This Soy & Sesame Veggie Rice Bowl has been one of my favorite foods lately. I love the Asian food vibes the sesame oil and soy sauce offer and I feel that I can make anything as long as I have these two ingredients.
I love how versatile and easy it is to cook it – the veggies I’ve listed below are the ones that I usually make this with but you can replace any of them as long as you keep the same quantity. So it’s perfect for those leftovers you want to get rid off while cleaning out the fridge!
Same thing with the meat – you can make it with beef, pork or fish and shrimp. Pork can be cooked the same as the chicken (as mentioned below), but the beef and the shrimp are cooked a bit differently.
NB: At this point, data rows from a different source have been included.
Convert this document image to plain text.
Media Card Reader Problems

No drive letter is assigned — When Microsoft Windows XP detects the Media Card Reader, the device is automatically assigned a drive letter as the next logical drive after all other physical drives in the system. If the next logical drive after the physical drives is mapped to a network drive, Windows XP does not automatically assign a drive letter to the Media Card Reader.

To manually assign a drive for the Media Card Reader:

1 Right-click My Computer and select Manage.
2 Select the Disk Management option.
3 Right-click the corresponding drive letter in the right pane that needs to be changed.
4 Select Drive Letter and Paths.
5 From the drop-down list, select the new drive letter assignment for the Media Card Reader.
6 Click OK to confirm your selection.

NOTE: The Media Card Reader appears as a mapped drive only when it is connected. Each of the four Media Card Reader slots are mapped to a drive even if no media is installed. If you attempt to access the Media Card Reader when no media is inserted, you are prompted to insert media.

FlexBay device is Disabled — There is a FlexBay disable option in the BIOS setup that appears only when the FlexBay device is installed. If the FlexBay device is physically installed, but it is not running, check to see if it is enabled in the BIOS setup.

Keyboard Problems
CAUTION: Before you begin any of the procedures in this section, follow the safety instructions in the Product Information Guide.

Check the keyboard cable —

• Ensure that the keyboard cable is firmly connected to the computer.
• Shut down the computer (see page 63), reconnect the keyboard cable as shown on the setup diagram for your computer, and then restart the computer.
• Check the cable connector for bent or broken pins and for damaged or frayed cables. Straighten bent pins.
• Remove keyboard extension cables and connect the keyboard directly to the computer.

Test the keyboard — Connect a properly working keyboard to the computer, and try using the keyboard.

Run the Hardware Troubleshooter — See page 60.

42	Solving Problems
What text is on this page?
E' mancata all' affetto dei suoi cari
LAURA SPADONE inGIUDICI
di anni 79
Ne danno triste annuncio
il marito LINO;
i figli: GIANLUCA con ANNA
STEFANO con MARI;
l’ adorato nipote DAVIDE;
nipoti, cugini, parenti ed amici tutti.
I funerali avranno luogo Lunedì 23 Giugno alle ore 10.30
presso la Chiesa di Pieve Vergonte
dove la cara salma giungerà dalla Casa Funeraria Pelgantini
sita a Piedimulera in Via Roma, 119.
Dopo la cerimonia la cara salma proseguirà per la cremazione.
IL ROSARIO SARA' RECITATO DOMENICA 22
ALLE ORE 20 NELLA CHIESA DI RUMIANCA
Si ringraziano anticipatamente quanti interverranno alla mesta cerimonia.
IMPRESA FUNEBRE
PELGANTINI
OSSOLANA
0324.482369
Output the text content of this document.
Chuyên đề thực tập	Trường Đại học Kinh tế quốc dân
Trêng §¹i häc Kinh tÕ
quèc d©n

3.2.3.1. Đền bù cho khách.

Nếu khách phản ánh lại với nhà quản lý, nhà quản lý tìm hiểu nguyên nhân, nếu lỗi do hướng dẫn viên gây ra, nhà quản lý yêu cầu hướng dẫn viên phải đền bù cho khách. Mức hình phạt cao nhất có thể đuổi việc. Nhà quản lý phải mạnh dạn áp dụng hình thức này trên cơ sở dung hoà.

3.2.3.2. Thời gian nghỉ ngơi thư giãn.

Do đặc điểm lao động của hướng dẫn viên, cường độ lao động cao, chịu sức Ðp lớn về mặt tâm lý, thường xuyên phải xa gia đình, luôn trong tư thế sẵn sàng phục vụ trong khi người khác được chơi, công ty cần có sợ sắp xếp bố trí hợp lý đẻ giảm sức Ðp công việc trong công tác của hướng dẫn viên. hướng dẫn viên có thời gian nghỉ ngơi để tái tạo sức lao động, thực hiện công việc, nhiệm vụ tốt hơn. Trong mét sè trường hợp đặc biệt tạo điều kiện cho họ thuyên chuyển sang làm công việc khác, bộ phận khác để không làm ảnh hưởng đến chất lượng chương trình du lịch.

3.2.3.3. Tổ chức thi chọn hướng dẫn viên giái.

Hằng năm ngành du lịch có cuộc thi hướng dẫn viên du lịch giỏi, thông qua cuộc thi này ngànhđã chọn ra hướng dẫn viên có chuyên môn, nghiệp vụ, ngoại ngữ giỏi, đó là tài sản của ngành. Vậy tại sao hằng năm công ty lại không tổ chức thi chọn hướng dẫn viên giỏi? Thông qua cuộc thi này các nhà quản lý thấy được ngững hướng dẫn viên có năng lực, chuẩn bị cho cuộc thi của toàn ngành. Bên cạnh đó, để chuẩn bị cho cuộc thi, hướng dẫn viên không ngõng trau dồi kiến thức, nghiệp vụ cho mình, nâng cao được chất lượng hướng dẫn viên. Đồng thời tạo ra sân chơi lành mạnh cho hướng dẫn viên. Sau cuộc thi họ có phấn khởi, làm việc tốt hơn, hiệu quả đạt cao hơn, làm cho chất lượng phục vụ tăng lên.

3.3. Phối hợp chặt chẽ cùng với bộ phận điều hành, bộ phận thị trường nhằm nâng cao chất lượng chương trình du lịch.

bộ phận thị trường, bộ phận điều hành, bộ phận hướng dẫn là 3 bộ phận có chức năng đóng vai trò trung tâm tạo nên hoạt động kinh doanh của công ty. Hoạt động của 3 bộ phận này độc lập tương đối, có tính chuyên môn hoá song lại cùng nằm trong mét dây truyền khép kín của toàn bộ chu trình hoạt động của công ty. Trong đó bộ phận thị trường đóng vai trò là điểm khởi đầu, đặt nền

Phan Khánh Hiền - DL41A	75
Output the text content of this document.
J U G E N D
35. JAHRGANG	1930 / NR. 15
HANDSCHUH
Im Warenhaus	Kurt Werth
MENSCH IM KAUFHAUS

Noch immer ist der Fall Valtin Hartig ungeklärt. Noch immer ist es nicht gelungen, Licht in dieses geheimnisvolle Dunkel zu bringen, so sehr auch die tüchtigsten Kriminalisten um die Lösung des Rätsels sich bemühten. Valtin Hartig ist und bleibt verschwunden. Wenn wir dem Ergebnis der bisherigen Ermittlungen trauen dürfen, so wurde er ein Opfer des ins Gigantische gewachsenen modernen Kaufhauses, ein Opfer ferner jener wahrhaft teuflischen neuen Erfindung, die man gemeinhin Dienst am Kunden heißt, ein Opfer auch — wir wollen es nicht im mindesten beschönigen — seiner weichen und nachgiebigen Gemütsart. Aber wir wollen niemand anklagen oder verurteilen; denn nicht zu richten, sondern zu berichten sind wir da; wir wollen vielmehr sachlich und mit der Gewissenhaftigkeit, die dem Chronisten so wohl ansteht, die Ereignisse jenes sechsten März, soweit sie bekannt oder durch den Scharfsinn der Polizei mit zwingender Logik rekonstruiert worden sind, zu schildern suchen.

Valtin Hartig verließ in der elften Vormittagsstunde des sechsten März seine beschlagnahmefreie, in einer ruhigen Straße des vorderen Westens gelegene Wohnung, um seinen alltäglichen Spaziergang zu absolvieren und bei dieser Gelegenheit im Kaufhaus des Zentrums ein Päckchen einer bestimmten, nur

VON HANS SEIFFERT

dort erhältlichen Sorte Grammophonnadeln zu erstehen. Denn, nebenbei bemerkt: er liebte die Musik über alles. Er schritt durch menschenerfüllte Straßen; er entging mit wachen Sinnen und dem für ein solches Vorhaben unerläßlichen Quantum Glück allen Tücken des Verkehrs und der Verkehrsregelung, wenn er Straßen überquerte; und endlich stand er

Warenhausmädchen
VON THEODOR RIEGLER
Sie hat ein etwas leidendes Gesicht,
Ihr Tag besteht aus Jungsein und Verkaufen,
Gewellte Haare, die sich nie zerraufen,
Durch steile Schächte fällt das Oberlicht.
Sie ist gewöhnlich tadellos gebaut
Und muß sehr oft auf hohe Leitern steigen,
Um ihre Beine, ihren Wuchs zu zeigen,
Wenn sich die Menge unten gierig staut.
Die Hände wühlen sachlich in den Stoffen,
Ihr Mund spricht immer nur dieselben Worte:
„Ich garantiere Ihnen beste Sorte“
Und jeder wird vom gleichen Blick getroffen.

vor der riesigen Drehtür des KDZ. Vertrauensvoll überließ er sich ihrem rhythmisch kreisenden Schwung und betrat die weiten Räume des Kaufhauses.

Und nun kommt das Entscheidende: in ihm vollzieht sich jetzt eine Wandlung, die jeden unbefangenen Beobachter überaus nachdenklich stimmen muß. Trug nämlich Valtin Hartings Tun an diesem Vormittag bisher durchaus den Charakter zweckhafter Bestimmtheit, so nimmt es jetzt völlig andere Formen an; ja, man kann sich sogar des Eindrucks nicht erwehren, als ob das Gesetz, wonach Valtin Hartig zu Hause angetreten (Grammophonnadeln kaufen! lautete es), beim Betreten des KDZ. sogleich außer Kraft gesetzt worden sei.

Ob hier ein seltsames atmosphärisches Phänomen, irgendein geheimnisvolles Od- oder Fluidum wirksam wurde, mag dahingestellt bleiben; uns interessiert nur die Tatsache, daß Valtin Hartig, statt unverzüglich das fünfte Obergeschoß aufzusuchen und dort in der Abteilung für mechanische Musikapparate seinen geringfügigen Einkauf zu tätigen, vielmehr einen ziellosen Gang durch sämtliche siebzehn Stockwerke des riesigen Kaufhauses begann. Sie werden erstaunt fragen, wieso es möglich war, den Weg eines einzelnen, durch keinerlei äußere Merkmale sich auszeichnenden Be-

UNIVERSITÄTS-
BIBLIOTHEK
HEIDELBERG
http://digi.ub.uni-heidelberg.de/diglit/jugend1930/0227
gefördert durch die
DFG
Once they are done cooking, remove them from the pan and add them at the end, along with the rice.
You can also make it vegetarian or vegan with or without adding another ingredient in place of the meat.
Time: 30 minutes
2 tablespoons Sesame Oil
3 cloves Garlic
2 Chicken Breasts
Salt & Pepper, to taste
1 cup Carrots
1 cup Broccoli
1 cup Basmati Rice
½ cup Peas (frozen or canned)
3 tablespoons Soy Sauce
- Mince the garlic, dice the chicken the carrots, and cut the broccoli into small sized stems and florets.
- Cook the rice according to package instructions.
- While the rice cooks, heat sesame oil in a pan, and cook the garlic until softened, about 1 minute.
- Add the chicken, salt, and pepper, and sauté for 5-10 minutes, until the chicken is cooked on all sides. Also be careful with how much salt you’re adding, soy sauce is pretty salty.
- Add the carrots and broccoli, and sauté until tender, about 15 min.
- Once the rice is done, add it to the pan along with the soy sauce and peas, and mix thoroughly.